Przykładów działań, których nie można uznać za mobbing w sensie prawnym dostarczają głównie orzeczenia sadów:

 

  • konflikty z przełożonym i niektórymi kolegami, które wynikały raczej z przewrażliwienia na punkcie BHP (zob. wyr. SA w Warszawie z 17.5.2007 r., III APa 50/07, www.orzeczenia.ms.gov.pl);

 

  • atmosfera napięcia psychicznego wśród załogi zakładu pracy towarzysząca zapowiedzianym zwolnieniom z pracy. W takim przypadku dla oceny, czy doszło do uporczywego i długotrwałego nękania lub zastraszania pracownika w celu wyeliminowania go z zespołu pracowników (art. 943§ 2 KP), mają znaczenie takie okoliczności, jak akcja informująca pracodawcy o zamierzonych zwolnieniach, o możliwościach przejścia na wcześniejszą emeryturę lub uzyskania świadczenia przedemerytalnego i wprowadzenie specjalnych świadczeń dla pracowników, którzy w określonym terminie zdecydują się na odejście z pracy (zob. wyr. SN z 20.3.2007 r., II PK 221/06, OSNP 2008, Nr 9–10, poz. 122);

 

  • wykonywanie czynności kontrolnych wobec pracownika, które co prawda może naturalnie łączyć się dlań ze stresem, co nie oznacza jednak od razu szykanowania go (por. wyr.

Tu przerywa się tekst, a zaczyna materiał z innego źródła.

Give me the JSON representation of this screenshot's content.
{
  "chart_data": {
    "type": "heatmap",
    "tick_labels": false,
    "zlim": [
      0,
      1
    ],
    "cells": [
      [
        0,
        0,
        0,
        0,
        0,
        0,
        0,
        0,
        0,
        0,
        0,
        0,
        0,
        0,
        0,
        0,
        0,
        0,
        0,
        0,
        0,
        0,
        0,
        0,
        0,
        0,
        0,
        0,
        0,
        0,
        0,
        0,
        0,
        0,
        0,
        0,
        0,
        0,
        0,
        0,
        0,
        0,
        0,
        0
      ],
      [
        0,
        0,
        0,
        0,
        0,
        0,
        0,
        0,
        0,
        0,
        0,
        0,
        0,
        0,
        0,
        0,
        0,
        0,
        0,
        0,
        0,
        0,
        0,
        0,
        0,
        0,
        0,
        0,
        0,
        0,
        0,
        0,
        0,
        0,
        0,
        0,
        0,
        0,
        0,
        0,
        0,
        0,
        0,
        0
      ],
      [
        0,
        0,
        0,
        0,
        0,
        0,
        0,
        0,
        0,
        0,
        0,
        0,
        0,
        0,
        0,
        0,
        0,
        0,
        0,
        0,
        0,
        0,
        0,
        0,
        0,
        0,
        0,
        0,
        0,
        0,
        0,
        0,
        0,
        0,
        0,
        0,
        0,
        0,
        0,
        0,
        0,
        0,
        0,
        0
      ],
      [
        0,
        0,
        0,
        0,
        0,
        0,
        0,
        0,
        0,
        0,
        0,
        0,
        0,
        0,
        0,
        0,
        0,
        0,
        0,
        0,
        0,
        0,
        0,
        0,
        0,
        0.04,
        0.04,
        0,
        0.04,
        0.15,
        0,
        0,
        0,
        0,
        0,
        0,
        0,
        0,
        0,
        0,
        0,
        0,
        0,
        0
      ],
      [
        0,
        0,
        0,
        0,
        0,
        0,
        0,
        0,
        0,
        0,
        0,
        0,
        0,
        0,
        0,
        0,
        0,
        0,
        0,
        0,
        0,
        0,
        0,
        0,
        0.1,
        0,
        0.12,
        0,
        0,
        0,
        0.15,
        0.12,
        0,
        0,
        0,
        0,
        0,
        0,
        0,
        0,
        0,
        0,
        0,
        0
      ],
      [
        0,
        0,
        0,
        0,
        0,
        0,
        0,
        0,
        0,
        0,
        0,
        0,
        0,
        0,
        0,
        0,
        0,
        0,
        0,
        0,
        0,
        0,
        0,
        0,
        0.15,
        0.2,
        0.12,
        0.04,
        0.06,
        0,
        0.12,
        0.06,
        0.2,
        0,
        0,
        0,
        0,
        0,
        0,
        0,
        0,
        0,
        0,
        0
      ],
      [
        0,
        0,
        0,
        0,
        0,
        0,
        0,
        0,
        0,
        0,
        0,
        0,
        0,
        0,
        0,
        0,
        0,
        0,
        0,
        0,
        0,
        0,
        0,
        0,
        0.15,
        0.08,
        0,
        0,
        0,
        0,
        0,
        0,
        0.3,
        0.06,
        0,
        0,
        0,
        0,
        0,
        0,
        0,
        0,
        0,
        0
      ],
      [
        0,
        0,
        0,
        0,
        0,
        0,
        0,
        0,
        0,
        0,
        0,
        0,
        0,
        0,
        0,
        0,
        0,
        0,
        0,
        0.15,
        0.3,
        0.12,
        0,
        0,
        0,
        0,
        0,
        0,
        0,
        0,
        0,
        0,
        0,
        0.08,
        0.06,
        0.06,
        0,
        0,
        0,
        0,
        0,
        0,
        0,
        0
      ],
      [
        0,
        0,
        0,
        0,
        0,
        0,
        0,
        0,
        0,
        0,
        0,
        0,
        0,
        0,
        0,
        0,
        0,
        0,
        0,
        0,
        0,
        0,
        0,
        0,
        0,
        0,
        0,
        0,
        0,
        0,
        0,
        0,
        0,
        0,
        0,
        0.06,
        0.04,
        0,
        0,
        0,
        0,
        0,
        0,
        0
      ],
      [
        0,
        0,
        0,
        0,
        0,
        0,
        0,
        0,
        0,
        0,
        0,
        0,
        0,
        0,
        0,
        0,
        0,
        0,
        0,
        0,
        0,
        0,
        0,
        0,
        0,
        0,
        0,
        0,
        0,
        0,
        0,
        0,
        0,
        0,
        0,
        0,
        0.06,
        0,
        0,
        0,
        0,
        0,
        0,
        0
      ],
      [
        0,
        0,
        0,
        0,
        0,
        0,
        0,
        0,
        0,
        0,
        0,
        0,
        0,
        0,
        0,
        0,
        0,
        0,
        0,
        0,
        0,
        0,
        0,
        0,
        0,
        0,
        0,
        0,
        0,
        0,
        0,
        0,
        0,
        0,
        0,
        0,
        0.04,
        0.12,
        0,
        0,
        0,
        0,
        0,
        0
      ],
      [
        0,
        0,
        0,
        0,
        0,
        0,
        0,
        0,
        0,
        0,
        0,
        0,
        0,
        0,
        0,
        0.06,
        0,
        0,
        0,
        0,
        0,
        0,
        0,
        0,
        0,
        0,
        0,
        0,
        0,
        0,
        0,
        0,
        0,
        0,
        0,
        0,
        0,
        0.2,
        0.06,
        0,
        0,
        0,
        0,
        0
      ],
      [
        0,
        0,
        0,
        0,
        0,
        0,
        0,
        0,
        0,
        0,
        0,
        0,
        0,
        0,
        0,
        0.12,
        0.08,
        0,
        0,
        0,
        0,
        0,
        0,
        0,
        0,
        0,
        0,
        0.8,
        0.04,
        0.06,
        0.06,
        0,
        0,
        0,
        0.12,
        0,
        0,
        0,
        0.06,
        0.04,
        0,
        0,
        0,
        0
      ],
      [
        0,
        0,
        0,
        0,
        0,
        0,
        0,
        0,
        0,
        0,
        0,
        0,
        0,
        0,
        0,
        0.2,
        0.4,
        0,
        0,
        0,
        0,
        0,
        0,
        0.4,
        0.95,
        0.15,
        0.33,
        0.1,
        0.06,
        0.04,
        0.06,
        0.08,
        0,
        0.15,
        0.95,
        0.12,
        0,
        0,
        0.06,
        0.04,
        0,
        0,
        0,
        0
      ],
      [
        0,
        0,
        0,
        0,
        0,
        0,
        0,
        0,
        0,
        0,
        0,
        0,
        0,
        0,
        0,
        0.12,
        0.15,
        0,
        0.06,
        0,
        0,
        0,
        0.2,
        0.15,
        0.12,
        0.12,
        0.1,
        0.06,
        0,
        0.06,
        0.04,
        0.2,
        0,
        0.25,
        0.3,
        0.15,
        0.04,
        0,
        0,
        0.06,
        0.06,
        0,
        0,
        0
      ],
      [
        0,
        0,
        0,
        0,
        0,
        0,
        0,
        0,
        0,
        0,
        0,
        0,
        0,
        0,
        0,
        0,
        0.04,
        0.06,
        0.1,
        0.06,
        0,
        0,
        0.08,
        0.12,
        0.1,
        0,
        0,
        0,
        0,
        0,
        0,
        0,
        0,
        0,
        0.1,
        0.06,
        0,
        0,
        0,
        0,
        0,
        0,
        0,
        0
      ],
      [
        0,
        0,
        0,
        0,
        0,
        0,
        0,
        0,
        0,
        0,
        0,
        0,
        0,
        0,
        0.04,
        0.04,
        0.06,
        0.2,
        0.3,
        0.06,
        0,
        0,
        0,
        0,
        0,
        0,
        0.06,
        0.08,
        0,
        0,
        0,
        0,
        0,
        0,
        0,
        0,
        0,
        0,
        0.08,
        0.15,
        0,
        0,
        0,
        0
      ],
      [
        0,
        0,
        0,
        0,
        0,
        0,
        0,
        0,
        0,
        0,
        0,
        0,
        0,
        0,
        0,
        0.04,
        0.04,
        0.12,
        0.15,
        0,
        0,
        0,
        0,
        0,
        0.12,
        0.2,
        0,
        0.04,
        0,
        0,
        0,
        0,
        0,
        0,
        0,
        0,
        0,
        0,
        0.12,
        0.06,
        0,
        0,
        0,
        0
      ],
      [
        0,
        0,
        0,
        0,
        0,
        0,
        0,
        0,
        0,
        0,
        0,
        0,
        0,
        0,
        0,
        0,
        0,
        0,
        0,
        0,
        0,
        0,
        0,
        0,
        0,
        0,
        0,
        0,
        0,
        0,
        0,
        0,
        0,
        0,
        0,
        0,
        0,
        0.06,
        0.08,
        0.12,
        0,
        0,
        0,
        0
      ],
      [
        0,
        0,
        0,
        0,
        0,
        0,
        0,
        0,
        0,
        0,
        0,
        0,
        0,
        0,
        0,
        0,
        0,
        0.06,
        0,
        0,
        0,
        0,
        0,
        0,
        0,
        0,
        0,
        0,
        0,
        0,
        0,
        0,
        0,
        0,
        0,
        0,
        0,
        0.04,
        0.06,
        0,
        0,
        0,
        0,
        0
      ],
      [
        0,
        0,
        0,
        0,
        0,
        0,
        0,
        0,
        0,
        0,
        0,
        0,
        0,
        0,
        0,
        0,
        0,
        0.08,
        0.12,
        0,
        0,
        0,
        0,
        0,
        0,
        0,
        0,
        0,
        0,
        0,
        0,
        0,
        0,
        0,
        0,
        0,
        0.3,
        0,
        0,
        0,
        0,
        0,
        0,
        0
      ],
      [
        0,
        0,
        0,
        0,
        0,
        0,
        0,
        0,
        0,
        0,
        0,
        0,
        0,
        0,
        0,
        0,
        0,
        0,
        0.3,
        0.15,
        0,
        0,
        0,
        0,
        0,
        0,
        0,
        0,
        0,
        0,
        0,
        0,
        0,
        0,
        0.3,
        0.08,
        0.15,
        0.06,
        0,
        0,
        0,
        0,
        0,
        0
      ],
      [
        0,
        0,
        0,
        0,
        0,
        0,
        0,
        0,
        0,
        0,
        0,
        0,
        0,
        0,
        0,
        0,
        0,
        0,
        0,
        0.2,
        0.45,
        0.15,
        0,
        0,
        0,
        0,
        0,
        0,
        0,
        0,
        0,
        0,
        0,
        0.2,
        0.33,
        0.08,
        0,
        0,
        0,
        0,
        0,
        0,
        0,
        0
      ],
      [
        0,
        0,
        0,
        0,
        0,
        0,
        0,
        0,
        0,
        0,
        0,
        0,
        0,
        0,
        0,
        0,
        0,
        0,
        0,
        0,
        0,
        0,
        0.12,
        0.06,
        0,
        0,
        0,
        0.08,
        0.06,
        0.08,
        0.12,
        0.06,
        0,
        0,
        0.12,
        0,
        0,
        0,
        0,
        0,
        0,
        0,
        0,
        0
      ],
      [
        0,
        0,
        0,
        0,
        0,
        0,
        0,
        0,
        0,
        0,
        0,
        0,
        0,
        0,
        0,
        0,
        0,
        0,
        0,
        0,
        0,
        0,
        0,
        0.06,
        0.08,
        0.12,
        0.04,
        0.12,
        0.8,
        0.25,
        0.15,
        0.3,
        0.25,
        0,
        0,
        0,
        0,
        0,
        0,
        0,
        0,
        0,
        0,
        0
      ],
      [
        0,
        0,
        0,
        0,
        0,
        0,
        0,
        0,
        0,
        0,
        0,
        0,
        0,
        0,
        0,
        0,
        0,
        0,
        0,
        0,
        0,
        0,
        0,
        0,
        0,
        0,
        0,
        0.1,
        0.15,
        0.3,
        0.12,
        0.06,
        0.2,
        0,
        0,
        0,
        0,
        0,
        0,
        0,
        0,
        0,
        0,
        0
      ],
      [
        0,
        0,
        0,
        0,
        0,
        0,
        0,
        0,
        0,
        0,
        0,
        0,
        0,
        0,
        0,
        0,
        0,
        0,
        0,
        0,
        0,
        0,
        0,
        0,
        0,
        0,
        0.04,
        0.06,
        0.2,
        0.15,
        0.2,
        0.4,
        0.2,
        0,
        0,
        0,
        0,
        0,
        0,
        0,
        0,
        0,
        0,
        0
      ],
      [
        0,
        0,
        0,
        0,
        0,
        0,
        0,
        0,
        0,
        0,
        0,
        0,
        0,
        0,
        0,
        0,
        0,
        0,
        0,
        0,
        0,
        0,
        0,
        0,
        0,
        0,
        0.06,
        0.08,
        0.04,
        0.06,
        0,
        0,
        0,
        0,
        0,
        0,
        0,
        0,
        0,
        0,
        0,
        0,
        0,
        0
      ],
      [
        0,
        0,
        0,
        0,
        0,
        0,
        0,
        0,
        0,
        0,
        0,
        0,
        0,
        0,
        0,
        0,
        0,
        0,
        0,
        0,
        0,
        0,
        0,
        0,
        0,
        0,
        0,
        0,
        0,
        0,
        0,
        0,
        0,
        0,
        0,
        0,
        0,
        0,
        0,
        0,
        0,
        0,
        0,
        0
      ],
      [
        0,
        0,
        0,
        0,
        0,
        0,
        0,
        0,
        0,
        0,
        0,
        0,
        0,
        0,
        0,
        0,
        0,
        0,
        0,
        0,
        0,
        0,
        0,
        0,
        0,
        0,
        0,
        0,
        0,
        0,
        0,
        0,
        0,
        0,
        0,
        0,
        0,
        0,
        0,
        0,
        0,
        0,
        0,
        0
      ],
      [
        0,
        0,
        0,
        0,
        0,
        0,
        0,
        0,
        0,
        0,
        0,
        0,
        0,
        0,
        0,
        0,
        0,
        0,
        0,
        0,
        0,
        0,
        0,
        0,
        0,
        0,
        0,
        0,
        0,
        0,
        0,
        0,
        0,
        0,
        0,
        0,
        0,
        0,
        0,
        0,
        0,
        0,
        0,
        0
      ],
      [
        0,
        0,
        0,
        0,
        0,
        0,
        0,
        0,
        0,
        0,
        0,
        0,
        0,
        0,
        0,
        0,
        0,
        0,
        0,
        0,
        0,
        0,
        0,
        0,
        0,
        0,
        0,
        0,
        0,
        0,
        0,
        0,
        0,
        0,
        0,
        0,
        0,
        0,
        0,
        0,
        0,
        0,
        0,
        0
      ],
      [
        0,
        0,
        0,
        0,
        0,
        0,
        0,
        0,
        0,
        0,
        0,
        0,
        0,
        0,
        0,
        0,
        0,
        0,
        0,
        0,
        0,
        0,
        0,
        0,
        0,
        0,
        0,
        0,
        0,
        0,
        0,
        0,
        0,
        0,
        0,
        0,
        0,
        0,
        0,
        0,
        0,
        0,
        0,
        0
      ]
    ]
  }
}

SN z 26.1.2005 r., II PK 198/04, Legalis);

 

  • egzekwowanie wykonywania zgodnych z prawem poleceń dotyczących pracynie jest mobbingiem, o ile jest działaniem w granicach prawa i nie narusza godności pracowników. Jeżeli jednak te polecenia cechują się uporczywością i długotrwałością oraz zmierzają ku nękaniu i zastraszaniu pracownika, wówczas mogą zostać uznane za mobbing (zob. wyr. SN z 8.12.2005 r., I PKN 103/05, niepubl.). W ocenie SN w konkretnych okolicznościach stosowanie przez pracodawcę mobbingu może polegać także na podejmowaniu działań w granicach jego ustawowych uprawnień (wydawanie poleceń) oraz może dotyczyć wszystkich pracowników.